Bas Eickhout, Europarlementariër voor GroenLinks en onderhandelaar namens de Groenen: “Energiebesparing is cruciaal, niet alleen om onze klimaatdoelen te halen, maar ook om ons minder afhankelijk te maken van regimes als Rusland. Na de start van de oorlog in Oekraïne stelde de Commissie voor om meer energie te besparen. EU-landen hebben zich echter tot de laatste avond verzet om dit daadwerkelijk op te nemen in de wet. Het Europarlement heeft deze ambitie voor een groot deel over de streep getrokken. Daarom zijn we blij met deze deal, met deze stok achter de deur moeten we echt gaan versnellen.”

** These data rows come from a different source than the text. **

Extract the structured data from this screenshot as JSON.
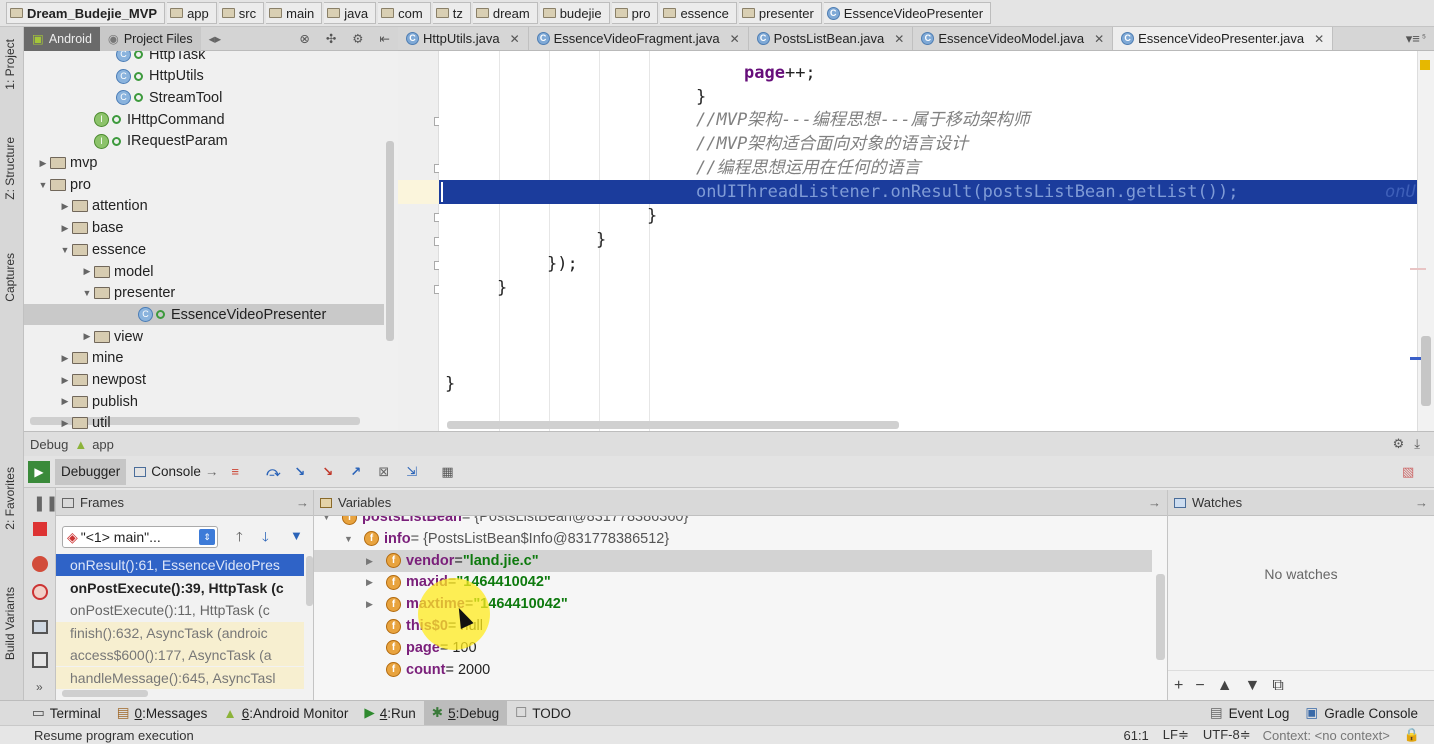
{
  "breadcrumbs": [
    "Dream_Budejie_MVP",
    "app",
    "src",
    "main",
    "java",
    "com",
    "tz",
    "dream",
    "budejie",
    "pro",
    "essence",
    "presenter",
    "EssenceVideoPresenter"
  ],
  "side_tabs": {
    "project": "1: Project",
    "structure": "Z: Structure",
    "captures": "Captures",
    "favorites": "2: Favorites",
    "build_variants": "Build Variants"
  },
  "project_tabs": {
    "android": "Android",
    "project_files": "Project Files"
  },
  "editor_tabs": [
    "HttpUtils.java",
    "EssenceVideoFragment.java",
    "PostsListBean.java",
    "EssenceVideoModel.java",
    "EssenceVideoPresenter.java"
  ],
  "editor_tabs_more": "⁵",
  "tree": [
    {
      "label": "HttpTask",
      "type": "class",
      "indent": 5
    },
    {
      "label": "HttpUtils",
      "type": "class",
      "indent": 5
    },
    {
      "label": "StreamTool",
      "type": "class",
      "indent": 5
    },
    {
      "label": "IHttpCommand",
      "type": "interface",
      "indent": 4
    },
    {
      "label": "IRequestParam",
      "type": "interface",
      "indent": 4
    },
    {
      "label": "mvp",
      "type": "folder",
      "indent": 2,
      "arrow": "▶"
    },
    {
      "label": "pro",
      "type": "folder",
      "indent": 2,
      "arrow": "▼"
    },
    {
      "label": "attention",
      "type": "folder",
      "indent": 3,
      "arrow": "▶"
    },
    {
      "label": "base",
      "type": "folder",
      "indent": 3,
      "arrow": "▶"
    },
    {
      "label": "essence",
      "type": "folder",
      "indent": 3,
      "arrow": "▼"
    },
    {
      "label": "model",
      "type": "folder",
      "indent": 4,
      "arrow": "▶"
    },
    {
      "label": "presenter",
      "type": "folder",
      "indent": 4,
      "arrow": "▼"
    },
    {
      "label": "EssenceVideoPresenter",
      "type": "class",
      "indent": 6,
      "selected": true
    },
    {
      "label": "view",
      "type": "folder",
      "indent": 4,
      "arrow": "▶"
    },
    {
      "label": "mine",
      "type": "folder",
      "indent": 3,
      "arrow": "▶"
    },
    {
      "label": "newpost",
      "type": "folder",
      "indent": 3,
      "arrow": "▶"
    },
    {
      "label": "publish",
      "type": "folder",
      "indent": 3,
      "arrow": "▶"
    },
    {
      "label": "util",
      "type": "folder",
      "indent": 3,
      "arrow": "▶"
    }
  ],
  "code": {
    "l1_page": "page",
    "l1_rest": "++;",
    "l2": "}",
    "c1": "//MVP架构---编程思想---属于移动架构师",
    "c2": "//MVP架构适合面向对象的语言设计",
    "c3": "//编程思想运用在任何的语言",
    "highlight": "onUIThreadListener.onResult(postsListBean.getList());",
    "highlight_tail": "onU",
    "l6": "}",
    "l7": "}",
    "l8": "});",
    "l9": "}",
    "l10": "}"
  },
  "debug": {
    "label": "Debug",
    "config": "app",
    "tabs": {
      "debugger": "Debugger",
      "console": "Console"
    },
    "frames_title": "Frames",
    "thread": "\"<1> main\"...",
    "frames": [
      "onResult():61, EssenceVideoPres",
      "onPostExecute():39, HttpTask (c",
      "onPostExecute():11, HttpTask (c",
      "finish():632, AsyncTask (androic",
      "access$600():177, AsyncTask (a",
      "handleMessage():645, AsyncTasl"
    ],
    "variables_title": "Variables",
    "variables": [
      {
        "name": "postsListBean",
        "value": " = {PostsListBean@831778386360}",
        "indent": 0,
        "arrow": "▼"
      },
      {
        "name": "info",
        "value": " = {PostsListBean$Info@831778386512}",
        "indent": 1,
        "arrow": "▼"
      },
      {
        "name": "vendor",
        "value": "\"land.jie.c\"",
        "indent": 2,
        "arrow": "▶",
        "string": true,
        "selected": true
      },
      {
        "name": "maxid",
        "value": "\"1464410042\"",
        "indent": 2,
        "arrow": "▶",
        "string": true
      },
      {
        "name": "maxtime",
        "value": "\"1464410042\"",
        "indent": 2,
        "arrow": "▶",
        "string": true
      },
      {
        "name": "this$0",
        "value": " = null",
        "indent": 2,
        "arrow": ""
      },
      {
        "name": "page",
        "value": " = 100",
        "indent": 2,
        "arrow": ""
      },
      {
        "name": "count",
        "value": " = 2000",
        "indent": 2,
        "arrow": ""
      }
    ],
    "watches_title": "Watches",
    "no_watches": "No watches"
  },
  "bottom_tabs": [
    {
      "label": "Terminal",
      "key": ""
    },
    {
      "label": "Messages",
      "key": "0"
    },
    {
      "label": "Android Monitor",
      "key": "6"
    },
    {
      "label": "Run",
      "key": "4"
    },
    {
      "label": "Debug",
      "key": "5",
      "active": true
    },
    {
      "label": "TODO",
      "key": ""
    }
  ],
  "bottom_right": {
    "event_log": "Event Log",
    "gradle_console": "Gradle Console"
  },
  "status": {
    "message": "Resume program execution",
    "position": "61:1",
    "line_sep": "LF≑",
    "encoding": "UTF-8≑",
    "context": "Context: <no context>"
  }
}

In eerste instantie wilde de Commissie een bindend Europees doel van 9% besparing tegen 2030, ten opzichte van 2020. Naar aanleiding van de Oorlog in Oekraïne werd dit opgehoogd naar 13%. EU-landen waren niet alleen tegen deze voorgestelde ophoging, maar verzette zich ook tegen bindende nationale doelen. Eickhout: “Uiteindelijk is het doel alleen bindend op Europees niveau en hebben we sterke controle van de Commissie afgedwongen. Landen hebben een reputatie van niet leveren op energiebesparing, daar kunnen we ze niet langer mee laten wegkomen.”
De deal schrijft ook een jaarlijks besparingsdoel voor aan EU-landen. Een belangrijk discussiepunt was of hier ook fossiele besparingen mochten worden meegeteld en worden gesubsidieerd, zoals het installeren van efficiëntere gasboilers. Eickhout: “Niet alleen hebben we het ambitieniveau ongeveer weten te verdubbelen ten opzichte van nu, ook mogen fossiele besparingen in gebouwen niet meer meetellen vanaf 2026, wat betekent dat vanaf dan geen cent subsidie meer naar de gasboiler gaat. Dit is een cruciaal signaal naar EU-landen en de warmte industrie.”
Nu er een deal op tafel ligt, moeten zowel de EU-landen als het Parlement nog akkoord gaan. Naar verwachting gebeurt dat in de komende maanden, waarna de EU-landen de wet moeten vertalen naar nationale wetgeving. Dit moet gebeuren binnen twee jaar.